3 children with malignant, marker-positive pineal nongerminomatous germ cell tumors treated with a 'sandwich' protocol. Here, we report on the long-term survival of these children. Preoperative chemotherapy consisted of two courses of bleomycin, etoposide, and cisplatin. En bloc resection of the tumors via the supracerebellar, infratentorial route was performed immediately after decline of tumor marker levels. Postoperatively, two courses of vinblastine, ifosfamide, and cisplatin were applied, followed by craniospinal irradiation. The patients showed no major neurological deficits and no evidence (neuroradiologically or with regard to tumor marker levels) of recurrence of disease after 66, 71, and 78 months, respectively. We propose this regimen for children with tumors of the pineal region in whom the tumor markers are positive. It should be started without histological classification of the tumor to avoid possible spillage of malignant tumor cells to the cerebrospinal fluid ³⁾.

¹⁾

Jinguji S, Yoshimura J, Nishiyama K, Yoneoka Y, Sano M, Fukuda M, Fujii Y. Long-term outcomes in patients with pineal nongerminomatous malignant germ cell tumors treated by radical resection during initial treatment combined with adjuvant therapy.
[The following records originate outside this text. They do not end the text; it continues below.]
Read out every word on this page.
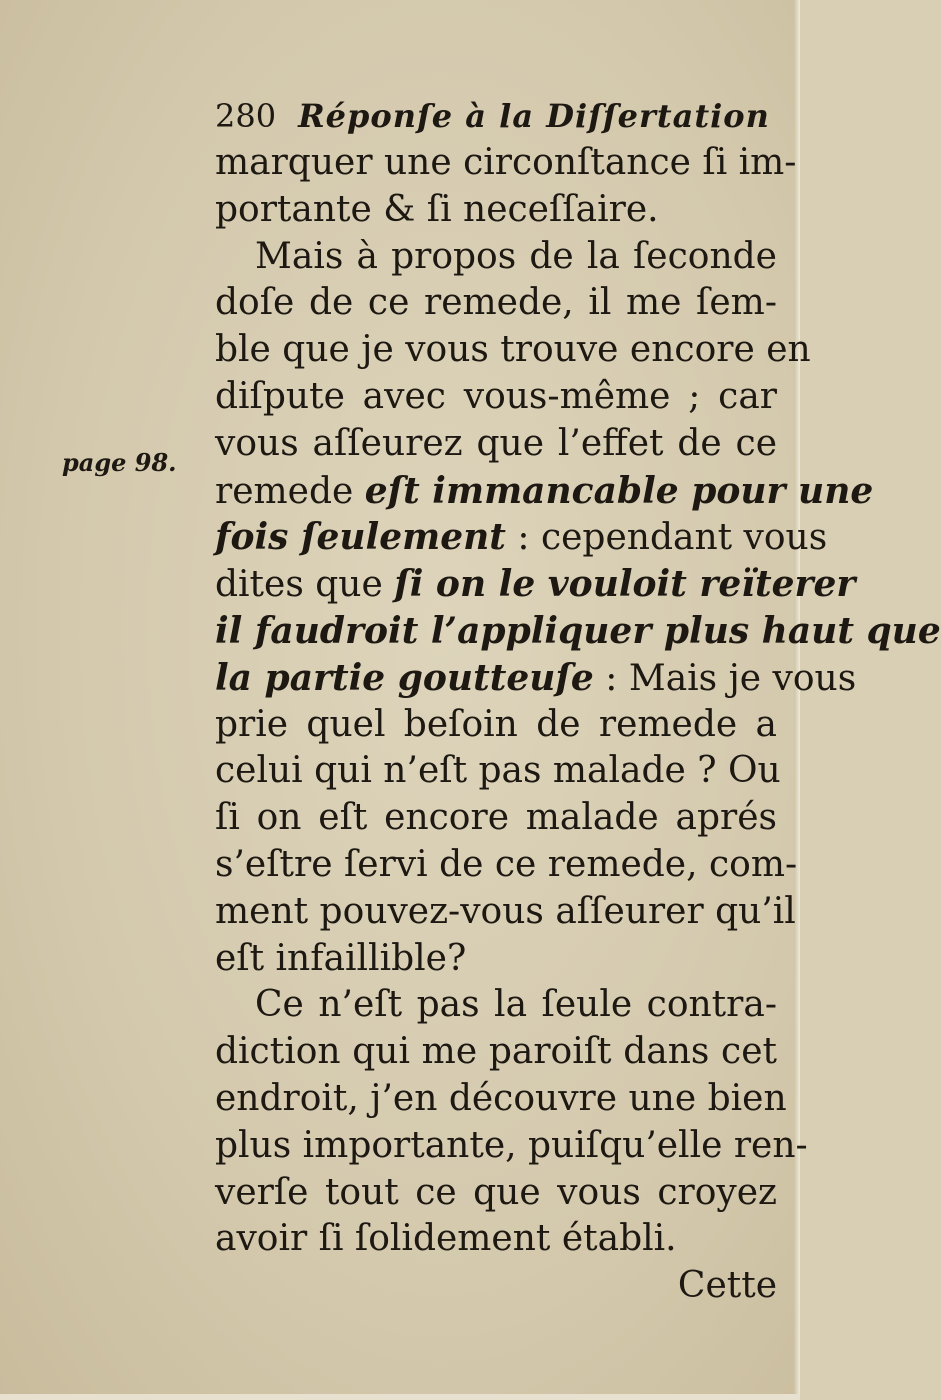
280 Réponſe à la Diſſertation
page 98.
marquer une circonſtance ſi im-
portante & ſi neceſſaire.
Mais à propos de la ſeconde
doſe de ce remede, il me ſem-
ble que je vous trouve encore en
diſpute avec vous-même ; car
vous aſſeurez que l’effet de ce
remede eſt immancable pour une
fois ſeulement : cependant vous
dites que ſi on le vouloit reïterer
il faudroit l’appliquer plus haut que
la partie goutteuſe : Mais je vous
prie quel beſoin de remede a
celui qui n’eſt pas malade ? Ou
ſi on eſt encore malade aprés
s’eſtre ſervi de ce remede, com-
ment pouvez-vous aſſeurer qu’il
eſt infaillible?
Ce n’eſt pas la ſeule contra-
diction qui me paroiſt dans cet
endroit, j’en découvre une bien
plus importante, puiſqu’elle ren-
verſe tout ce que vous croyez
avoir ſi ſolidement établi.
Cette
Acta Neurochir (Wien). 2015 Oct 20. [Epub ahead of print] PubMed PMID: 26482943.

²⁾

Qi S, Fan J, Zhang XA, Zhang H, Qiu B, Fang L. Radical resection of nongerminomatous pineal region tumors via the occipital transtentorial approach based on arachnoidal consideration: experience on a series of 143 patients. Acta Neurochir (Wien). 2014 Dec;156(12):2253-62. doi: 10.1007/s00701-014-2224-4. Epub 2014 Sep 23. Erratum in: Acta Neurochir (Wien). 2015 Feb;157(2):349. PubMed PMID: 25246142.

³⁾

Knappe UJ, Bentele K, Horstmann M, Herrmann HD. Treatment and long-term outcome of pineal nongerminomatous germ cell tumors. Pediatr Neurosurg. 1998 May;28(5):241-5. PubMed PMID: 9732256.